Personal interviews will be arranged for the students with their congressmen and senators, in order to lobby for the enactment of Title X of the House Judiciary Subcommittee civil rights bill, it was announced last night at a meeting of an ad hoc committee for Perdew's release.
William R. Crout, teaching fellow in Gen Ed, explained that the Title would facilitate removal of the case from local to federal courts, where the committee feels it would be dismissed for lack of evidence. Meetings with other senators concerning the bill's passage might also be arranged, Crout said.

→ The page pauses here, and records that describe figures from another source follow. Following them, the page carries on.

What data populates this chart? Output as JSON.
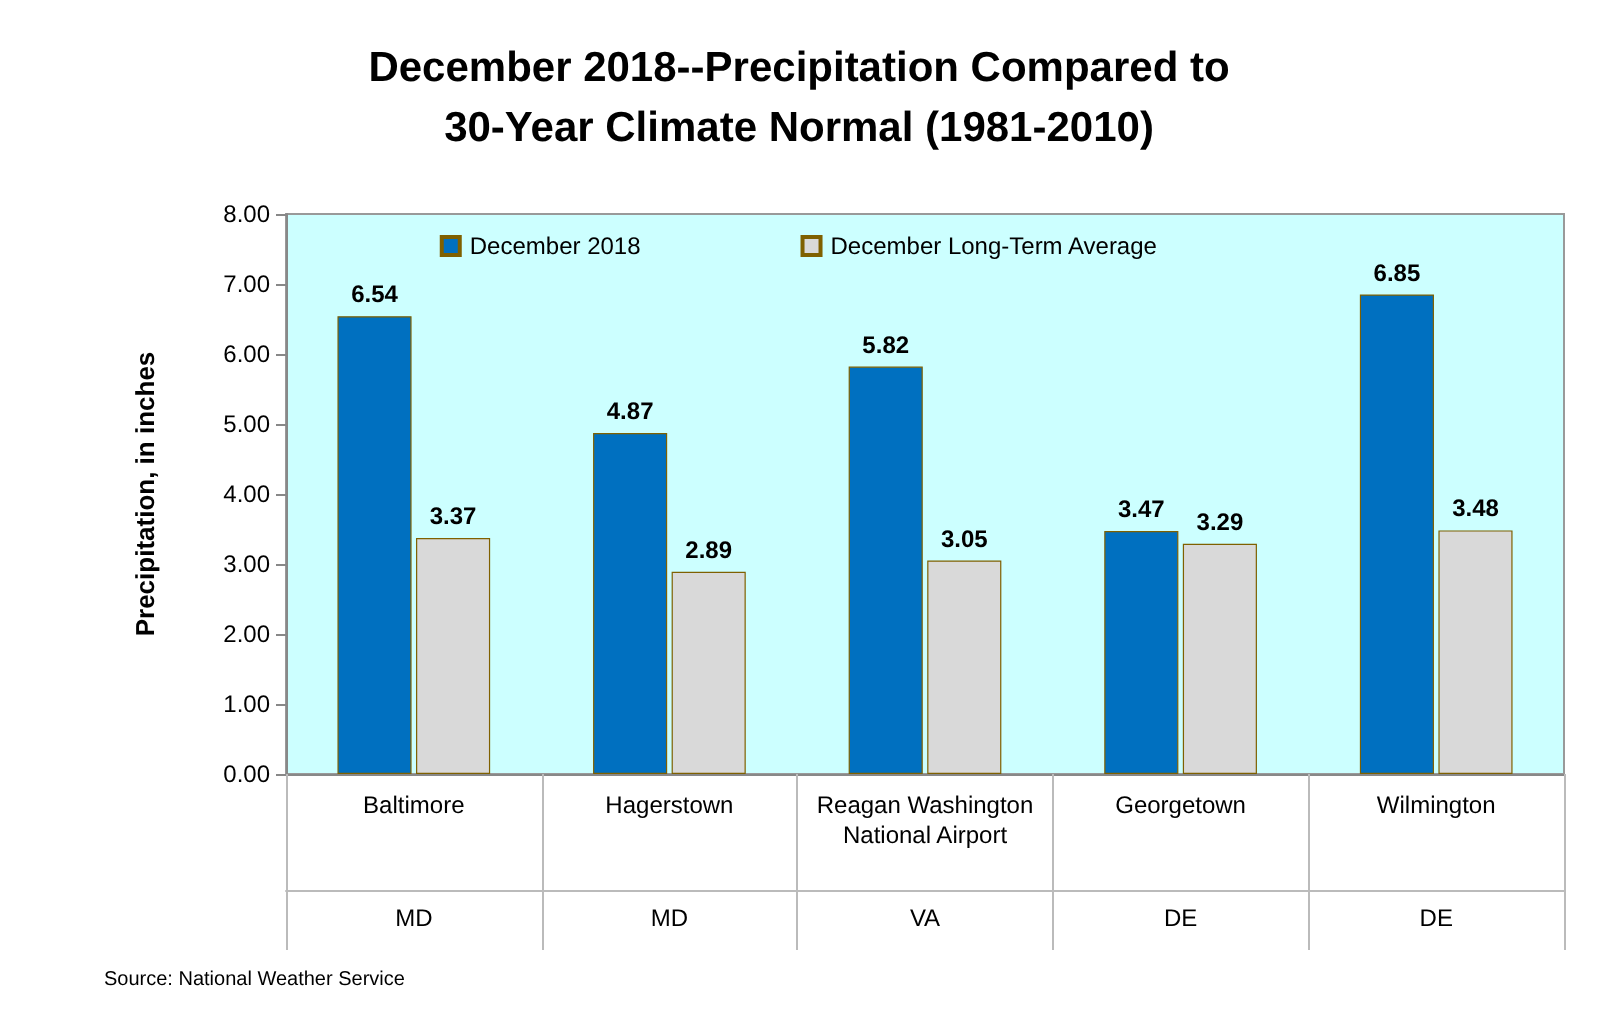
{
  "chart_data": {
    "type": "bar",
    "title": "December 2018--Precipitation Compared to\n30-Year Climate Normal (1981-2010)",
    "ylabel": "Precipitation, in inches",
    "categories": [
      "Baltimore",
      "Hagerstown",
      "Reagan Washington\nNational Airport",
      "Georgetown",
      "Wilmington"
    ],
    "series": [
      {
        "name": "December 2018",
        "color": "#0070c0",
        "values": [
          6.54,
          4.87,
          5.82,
          3.47,
          6.85
        ]
      },
      {
        "name": "December Long-Term Average",
        "color": "#d9d9d9",
        "values": [
          3.37,
          2.89,
          3.05,
          3.29,
          3.48
        ]
      }
    ],
    "ylim": [
      0,
      8
    ],
    "yticks": [
      {
        "value": 0,
        "label": "0.00"
      },
      {
        "value": 1,
        "label": "1.00"
      },
      {
        "value": 2,
        "label": "2.00"
      },
      {
        "value": 3,
        "label": "3.00"
      },
      {
        "value": 4,
        "label": "4.00"
      },
      {
        "value": 5,
        "label": "5.00"
      },
      {
        "value": 6,
        "label": "6.00"
      },
      {
        "value": 7,
        "label": "7.00"
      },
      {
        "value": 8,
        "label": "8.00"
      }
    ],
    "data_labels": true,
    "legend": "top",
    "grid": false,
    "annotations": [
      "MD",
      "MD",
      "VA",
      "DE",
      "DE",
      "Source: National Weather Service"
    ]
  }
}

Gary T. Schwarts '65 told the group that the bill, if passed, would allow the five Student Non-Violent Co-ordinating Committee members to appeal to the U.S. Circuit Court or the Supreme Court for the removal of their case to a federal court. District Judge J. Robert Elliott of Albany, Ga., recently remanded their case to the state courts, where, under the present statute, it must remain.
Meanwhile, the fund drive to raise $5,000 for Perdew's legal counsel continued at Harvard. He has been charged with inciting an insurrection, an offense that carries a possible death penalty in the state of Georgia.
The student delegation plans to leave Cambridge Sunday evening and return Monday night. Other students wishing to go to Washington with the group may contact Perry Bullard at UN 4-7464 before 1 p.m. today.